Buried deep in Egypt’s Nile Valley lies the village of Beni Hasan, known for its ancient cliff tombs dating from 2000 BC. A drawing decorates one tomb, showing two men holding sticks with curved ends and standing over a ball. Add synthetic turf and shin guards, and it might pass for hockey at the Sydney 2000 Olympic Games.

One of the world’s oldest known sports, hockey predates the Ancient Games of Olympia by perhaps 1200 years or more. Indeed, historians believe it existed in many of the world’s early civilizations.

The Arabs, Greeks, Romans, Persians and Ethiopians all played variations of the game. Several centuries before Christopher Columbus found his New World, the Aztec Indians were playing it in Central America. The Araucano Indians of Argentina invented a game similar to hockey called Cheuca, believing it would make them better warriors.

Yet, the term `hockey’ is believed to be of French origin. A 16th century Irish document refers to `hockie’, but the term probably comes from the French hocquet, meaning `a shepherd’s crook.’

The modern game we know as hockey - or field hockey, for those distinguishing it from ice hockey - evolved in the British Isles in the 19th century. It was a popular English school game, possibly adapted from the Irish game of hurling.

The British army helped spread hockey internationally through the British Empire, its popularity especially booming in India and Pakistan. The London Hockey Association formed in 1886, and rules soon were standardised. The International Hockey Federation (FIH) formed in Paris in 1924, and the International Federation of Women’s Hockey followed in 1927.

Men’s hockey first appeared at the 1908 Olympic Games in London. It reappeared in Antwerp in 1920, then returned to stay at the 1928 Amsterdam Games. Women’s hockey waited much longer, finally debuting in 1980.

"India won six straight Olympic gold medals while winning 24 consecutive matches between 1924 and 1956, a record likely to stand through the ages. The Indians have won two more gold since then."

One name evokes the memory of their dominance: Balbir Singh. It’s one name, five people.

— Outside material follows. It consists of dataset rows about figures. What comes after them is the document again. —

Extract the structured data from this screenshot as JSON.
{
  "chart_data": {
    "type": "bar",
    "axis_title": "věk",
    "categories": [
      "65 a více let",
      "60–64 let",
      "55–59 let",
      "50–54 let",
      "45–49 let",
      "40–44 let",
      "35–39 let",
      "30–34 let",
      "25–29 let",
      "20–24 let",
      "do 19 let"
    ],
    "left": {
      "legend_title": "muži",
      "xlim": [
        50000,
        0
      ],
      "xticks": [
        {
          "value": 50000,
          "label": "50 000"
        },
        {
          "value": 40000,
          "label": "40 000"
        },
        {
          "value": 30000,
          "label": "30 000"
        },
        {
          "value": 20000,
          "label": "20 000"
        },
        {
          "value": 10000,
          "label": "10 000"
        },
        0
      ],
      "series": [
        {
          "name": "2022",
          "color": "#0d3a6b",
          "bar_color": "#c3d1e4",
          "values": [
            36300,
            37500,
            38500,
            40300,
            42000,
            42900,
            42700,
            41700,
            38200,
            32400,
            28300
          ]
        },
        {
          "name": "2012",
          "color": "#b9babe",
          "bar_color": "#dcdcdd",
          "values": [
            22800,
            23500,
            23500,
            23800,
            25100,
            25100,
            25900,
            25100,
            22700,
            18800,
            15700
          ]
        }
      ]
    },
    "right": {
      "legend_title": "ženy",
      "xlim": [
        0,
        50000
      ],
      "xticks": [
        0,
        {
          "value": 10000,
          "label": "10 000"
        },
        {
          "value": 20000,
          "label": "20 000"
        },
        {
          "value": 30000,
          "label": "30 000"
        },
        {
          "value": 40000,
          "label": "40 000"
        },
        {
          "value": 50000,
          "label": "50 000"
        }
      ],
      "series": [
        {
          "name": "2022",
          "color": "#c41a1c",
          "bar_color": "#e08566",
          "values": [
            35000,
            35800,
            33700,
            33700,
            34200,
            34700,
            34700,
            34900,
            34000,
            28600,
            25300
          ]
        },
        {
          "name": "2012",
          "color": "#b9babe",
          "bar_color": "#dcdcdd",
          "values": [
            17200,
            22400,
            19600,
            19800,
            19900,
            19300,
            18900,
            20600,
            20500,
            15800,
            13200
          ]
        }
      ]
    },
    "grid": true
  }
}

The first Balbir Singh played with the great Indian teams of 1948, 1952 and 1956, his glory peaking at Helsinki in 1952 when he scored five goals in a 6-1 gold medal victory over the Netherlands. The four later Balbir Singhs played with the later Indian champions.

Pakistan finally broke India’s hold on the sport in 1960, a decade when the two would keep taking the gold from each other.

Now, as the Dutch men and Australia’s women head into Sydney as defending champions, no team has won consecutive gold since the legendary Indian run.